Interactive Metro Vancouver map shows dramatic effects of rising sea levels

METRO VANCOVUER (NEWS 1130) – Imagine it’s the year 2100 in Metro Vancouver and the shoreline sits well back from where it is today.

New interactive models suggest large parts of the Lower Mainland — including parts of North Vancouver, Richmond, Delta, South Surrey and Pitt Meadows — will be lost as global temperatures rise, if nothing is done to mitigate rising sea levels.

The science and news organization Climate Central has created interactive maps for Canadian cities showing how much more land will be underwater by the year 2100 if average global temperatures rise anywhere from a half to four degrees Celsius.

Worst case scenarios make Stanley Park an island and have salt water stretching as far inland as 184th Street and beyond in South Surrey.
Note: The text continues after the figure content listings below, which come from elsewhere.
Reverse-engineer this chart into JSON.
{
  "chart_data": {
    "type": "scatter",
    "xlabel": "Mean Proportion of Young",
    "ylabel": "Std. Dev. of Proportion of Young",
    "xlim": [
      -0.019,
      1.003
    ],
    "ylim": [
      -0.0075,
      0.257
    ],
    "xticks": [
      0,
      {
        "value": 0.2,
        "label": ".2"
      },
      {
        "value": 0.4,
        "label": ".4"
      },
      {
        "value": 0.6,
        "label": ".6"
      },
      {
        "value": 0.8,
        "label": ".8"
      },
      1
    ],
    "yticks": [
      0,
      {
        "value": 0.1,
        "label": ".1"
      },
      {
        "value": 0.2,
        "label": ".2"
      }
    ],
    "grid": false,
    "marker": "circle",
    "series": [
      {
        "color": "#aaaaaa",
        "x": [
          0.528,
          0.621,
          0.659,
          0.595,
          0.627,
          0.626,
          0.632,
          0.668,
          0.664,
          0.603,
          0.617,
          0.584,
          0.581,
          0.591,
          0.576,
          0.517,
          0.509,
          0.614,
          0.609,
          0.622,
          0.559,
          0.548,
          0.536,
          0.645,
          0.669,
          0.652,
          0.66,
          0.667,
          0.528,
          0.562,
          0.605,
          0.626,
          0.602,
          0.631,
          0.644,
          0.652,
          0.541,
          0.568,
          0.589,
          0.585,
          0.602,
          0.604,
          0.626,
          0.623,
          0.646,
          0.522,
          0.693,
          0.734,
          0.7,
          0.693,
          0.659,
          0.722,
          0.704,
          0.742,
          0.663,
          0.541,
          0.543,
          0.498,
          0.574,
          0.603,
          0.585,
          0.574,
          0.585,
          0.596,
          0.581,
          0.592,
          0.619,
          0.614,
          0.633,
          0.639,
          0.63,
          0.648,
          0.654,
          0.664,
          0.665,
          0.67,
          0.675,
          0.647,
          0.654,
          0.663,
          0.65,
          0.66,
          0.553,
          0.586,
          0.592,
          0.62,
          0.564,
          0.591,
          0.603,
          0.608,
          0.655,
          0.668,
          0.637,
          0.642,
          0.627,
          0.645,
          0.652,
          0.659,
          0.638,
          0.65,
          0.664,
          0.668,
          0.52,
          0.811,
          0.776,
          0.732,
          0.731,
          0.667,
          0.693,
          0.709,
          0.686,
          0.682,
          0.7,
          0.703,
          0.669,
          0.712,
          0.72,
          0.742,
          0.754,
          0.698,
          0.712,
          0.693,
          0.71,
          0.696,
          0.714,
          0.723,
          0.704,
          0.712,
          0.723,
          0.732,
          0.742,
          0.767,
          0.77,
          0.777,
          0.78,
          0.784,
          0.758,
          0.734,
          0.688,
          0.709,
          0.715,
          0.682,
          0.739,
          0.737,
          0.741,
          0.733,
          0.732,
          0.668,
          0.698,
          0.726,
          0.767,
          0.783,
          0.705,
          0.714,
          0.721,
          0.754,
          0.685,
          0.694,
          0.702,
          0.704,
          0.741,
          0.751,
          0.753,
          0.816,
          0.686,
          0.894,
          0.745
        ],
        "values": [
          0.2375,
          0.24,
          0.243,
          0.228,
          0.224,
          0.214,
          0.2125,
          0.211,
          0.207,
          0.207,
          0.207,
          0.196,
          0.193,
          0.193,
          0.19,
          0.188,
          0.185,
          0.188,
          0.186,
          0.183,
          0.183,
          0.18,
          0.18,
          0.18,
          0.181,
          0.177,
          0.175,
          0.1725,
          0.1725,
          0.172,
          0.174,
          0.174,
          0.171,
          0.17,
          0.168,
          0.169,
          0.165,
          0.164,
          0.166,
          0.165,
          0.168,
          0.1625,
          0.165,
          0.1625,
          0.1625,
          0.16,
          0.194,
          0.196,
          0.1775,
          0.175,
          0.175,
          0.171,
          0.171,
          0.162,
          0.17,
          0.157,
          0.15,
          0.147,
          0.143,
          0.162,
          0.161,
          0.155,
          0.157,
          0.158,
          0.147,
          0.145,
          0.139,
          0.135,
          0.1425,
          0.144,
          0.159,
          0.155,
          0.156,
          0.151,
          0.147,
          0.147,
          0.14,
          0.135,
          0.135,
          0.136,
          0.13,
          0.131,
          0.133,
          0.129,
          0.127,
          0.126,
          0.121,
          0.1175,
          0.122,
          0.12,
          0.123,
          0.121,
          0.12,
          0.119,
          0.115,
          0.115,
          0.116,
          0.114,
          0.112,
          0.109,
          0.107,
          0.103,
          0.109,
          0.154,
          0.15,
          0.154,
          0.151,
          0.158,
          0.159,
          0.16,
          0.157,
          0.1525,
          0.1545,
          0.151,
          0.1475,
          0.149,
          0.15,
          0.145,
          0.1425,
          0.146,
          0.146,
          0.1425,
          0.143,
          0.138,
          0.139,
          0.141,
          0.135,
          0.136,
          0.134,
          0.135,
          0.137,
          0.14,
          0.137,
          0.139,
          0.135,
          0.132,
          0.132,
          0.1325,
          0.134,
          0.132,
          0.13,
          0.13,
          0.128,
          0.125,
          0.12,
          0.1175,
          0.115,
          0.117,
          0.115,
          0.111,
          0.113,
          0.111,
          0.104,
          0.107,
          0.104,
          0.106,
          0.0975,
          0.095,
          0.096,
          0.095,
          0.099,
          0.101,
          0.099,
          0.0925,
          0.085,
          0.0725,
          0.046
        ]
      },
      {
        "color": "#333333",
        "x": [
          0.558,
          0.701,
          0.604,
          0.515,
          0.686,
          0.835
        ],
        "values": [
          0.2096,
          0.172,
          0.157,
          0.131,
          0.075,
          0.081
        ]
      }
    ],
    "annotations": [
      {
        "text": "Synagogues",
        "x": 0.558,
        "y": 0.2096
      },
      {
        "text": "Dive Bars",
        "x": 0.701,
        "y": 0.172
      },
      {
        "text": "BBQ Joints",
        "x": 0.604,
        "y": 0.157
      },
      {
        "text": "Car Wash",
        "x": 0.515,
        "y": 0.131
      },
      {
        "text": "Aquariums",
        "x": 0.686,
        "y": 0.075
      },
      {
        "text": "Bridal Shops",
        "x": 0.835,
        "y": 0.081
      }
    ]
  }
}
John Clague, an earth sciences professor at SFU, says our oceans are getting an average of 3.3 millimetres higher every year, up from 2 millimetres late last century and the United Nations predicts the world’s oceans will be at least one metre higher by the end of the current century and up to four times that after another 100 years.

“I call it a disaster in slow-mo,” says Clague. “It is really a huge problem. It’s a global problem and the cost of dealing with this or not dealing with it, depending on what happens, is enormous.”

He points to a dire future in Vancouver.

“Metro Vancouver is the most vulnerable urban area in Canada to sea level rise,” he said. “We have about 250,000 people living within about a metre of mean sea level.”

The Paris climate change accord aims to stave off two degrees by the end of the century, but the UN warned last week the world has committed to only one-third of the emissions cuts necessary to meet that goal.